2.  The ability to work INDEPENDENTLY over long periods.  20 somethings often have this weird disease where they can't get anything worthwhile done over any significant time span unless they are working with 3 other like minded and like-aged peers.  Totally unacceptable.  I need people that can:  take directon, be creative, work collaboratively, and then turtle off and work in a corner for 6 on ONE THING until it's completed.  It's like the idea that 20 somethings are 'tech savvy'.  They are not.  They think because they can find a date on a social networking site, it makes them clever.  Most "tech savvy" 20 somethings can't use excell, powerpoint, word, SAP, Oracle, CRM, Project or P6 at more than a 9 year old level.  You're 'tech savvy' when you can use a computer to do something useful in generating money.


3.  Plays well with others.  The primary value of the MBA is that it 1) explains why the box is the size and shape it is and 2) teaches people to work the system, to work with peers, work with superiors in a way that makes them palapable to and successful in a large, complex, group of people.  My few hires from what we might call "the art world" have utterly failed in this.  Tender bruisables egos, little abitlity to horsetrade on the 'political level'.  LOTS of ability to play the dark side of politics:  lots of dead bodies, burned bridges, with little output.

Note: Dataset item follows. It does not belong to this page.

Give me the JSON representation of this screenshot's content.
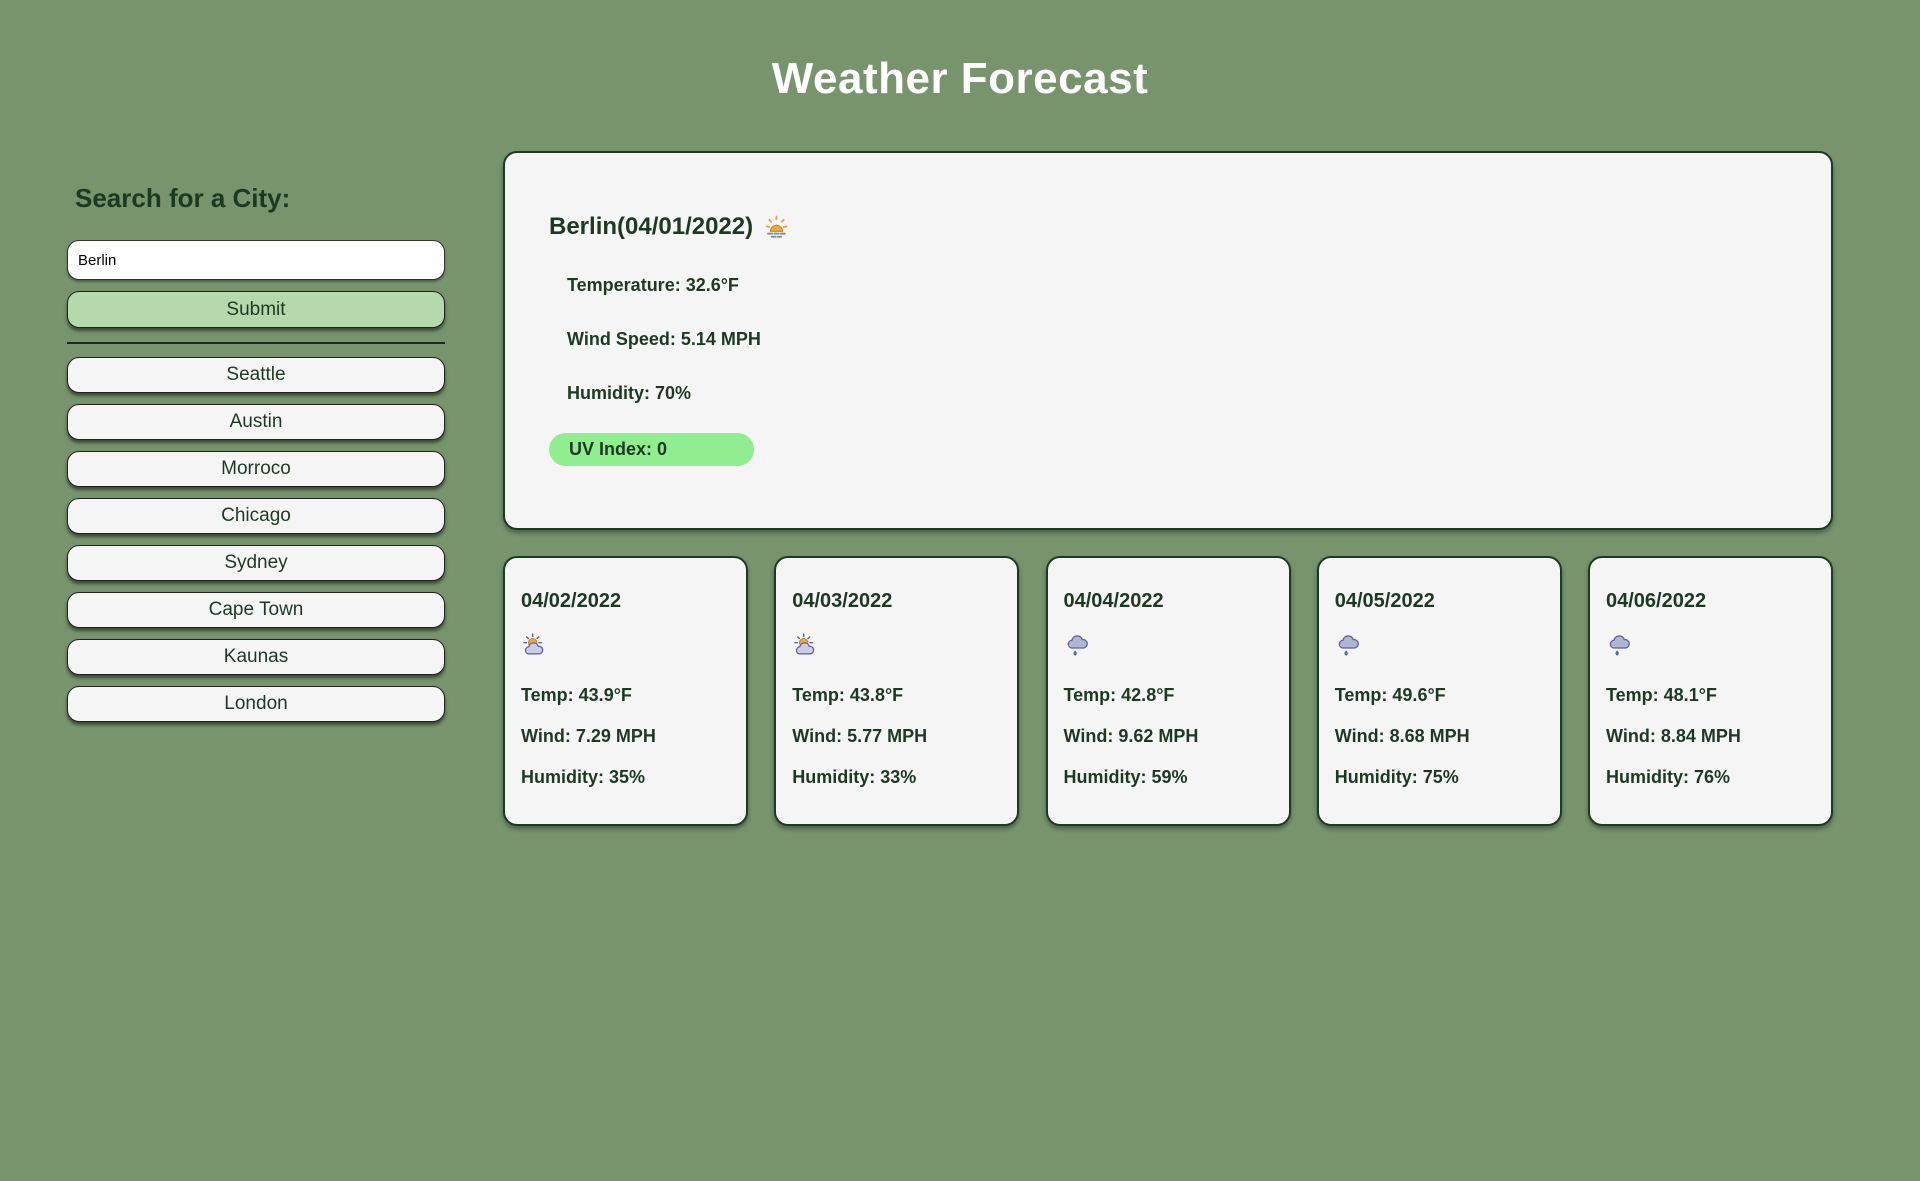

4.  Keep the candle lit, and keep it under a basket.  The 2 MFA's I hired lost all credibility quickly by insisting on telling everybody about their weird, crazy ideas.  One of them self destructed.  The other put a lid on it and got promoted through the ranks.  6 years later she rose to a position where she was able to and without question should have put her weird, crazy ideas into motion.  She had the power, and influence and the timing was right.  However, by that time she so "in the box" that she wouldn't do it, even when I directed her to get moving on those things.  Sigh.....   MBA' don't suffer this, they'll quietly slow burn on an idea for a decade until they get in the chair, then they leap forward.  The MBA teaches this.